2018 ESA Annual Meeting (August 5 -- 10)

COS 14-10 - Remote Sensing and shifting geospatial approaches: How new trends and tools are supporting large-area wetland occurrence modeling in Alberta, Canada

Monday, August 6, 2018: 4:40 PM
339, New Orleans Ernest N. Morial Convention Center
Jennifer N. Hird1, Evan R. DeLancey2, Greg J. Mcdermid1 and Jahan Kariyeva2, (1)Geography, University of Calgary, Calgary, AB, Canada, (2)Geospatial Centre, Alberta Biodiversity Monitoring Institute, Edmonton, AB, Canada
Background/Question/Methods

Earth Observation satellite data sets play an integral role in supporting large-scale ecological applications, whether it be with information on land cover and use, landscape-level estimates of vegetative productivity and health, or multi-temporal views of changing environments and land surface dynamics. The manner in which these and other geospatial data sets are employed has begun to shift, however, in response to the rapidly growing archive of open-access satellite data, the rise of cloud computing, and the increasing popularity of machine learning-based analyses. We demonstrate the novel application of these technologies and methods to the large-area mapping of wetland extent in Alberta, Canada, where spatially-exhaustive, consistent, up-to-date wetland maps are of critical importance for regional monitoring and management, but are currently lacking. By employing cloud computing to support the processing of large satellite data sets, high-quality topographic information, and open-access machine-learning boosted regression tree modeling, we test a scalable, repeatable approach to producing a much-needed information product on wetland location.
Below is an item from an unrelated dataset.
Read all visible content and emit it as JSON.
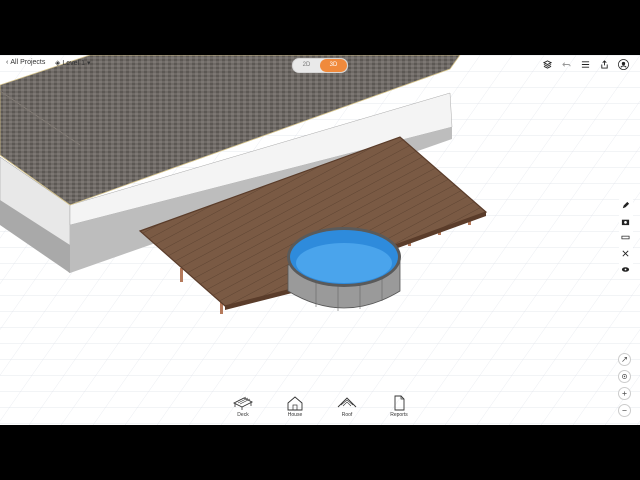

The relative importance of optical, radar, and topographic explanatory variables to our wetland occurrence models is also examined.

Results/Conclusions

Each of our models performed well according to the area under the receiver-operator characteristic curve (> 0.8), but including all input variables produced the best model. In our study area, the topographic wetness index was the explanatory variable of greatest importance. Both optical and radar satellite data improved topographically-based model performance, but stronger improvements were observed with optical inputs (e.g., normalized difference wetness index). Conversion to binary wetland presence maps also produced good results (e.g., overall accuracies > 0.7). The scalability of our workflow was demonstrated by the production of a wetland probability-of-occurrence map covering the forested, boreal region of Alberta, and area covering over 380,000 km2. This work illustrates the successful integration of increasingly popular open-access satellite data streams, cloud computing services, and a powerful, machine-learning algorithm within an approach that promises to support long-term consistent and comprehensive wetland mapping, monitoring, and management within Alberta, Canada.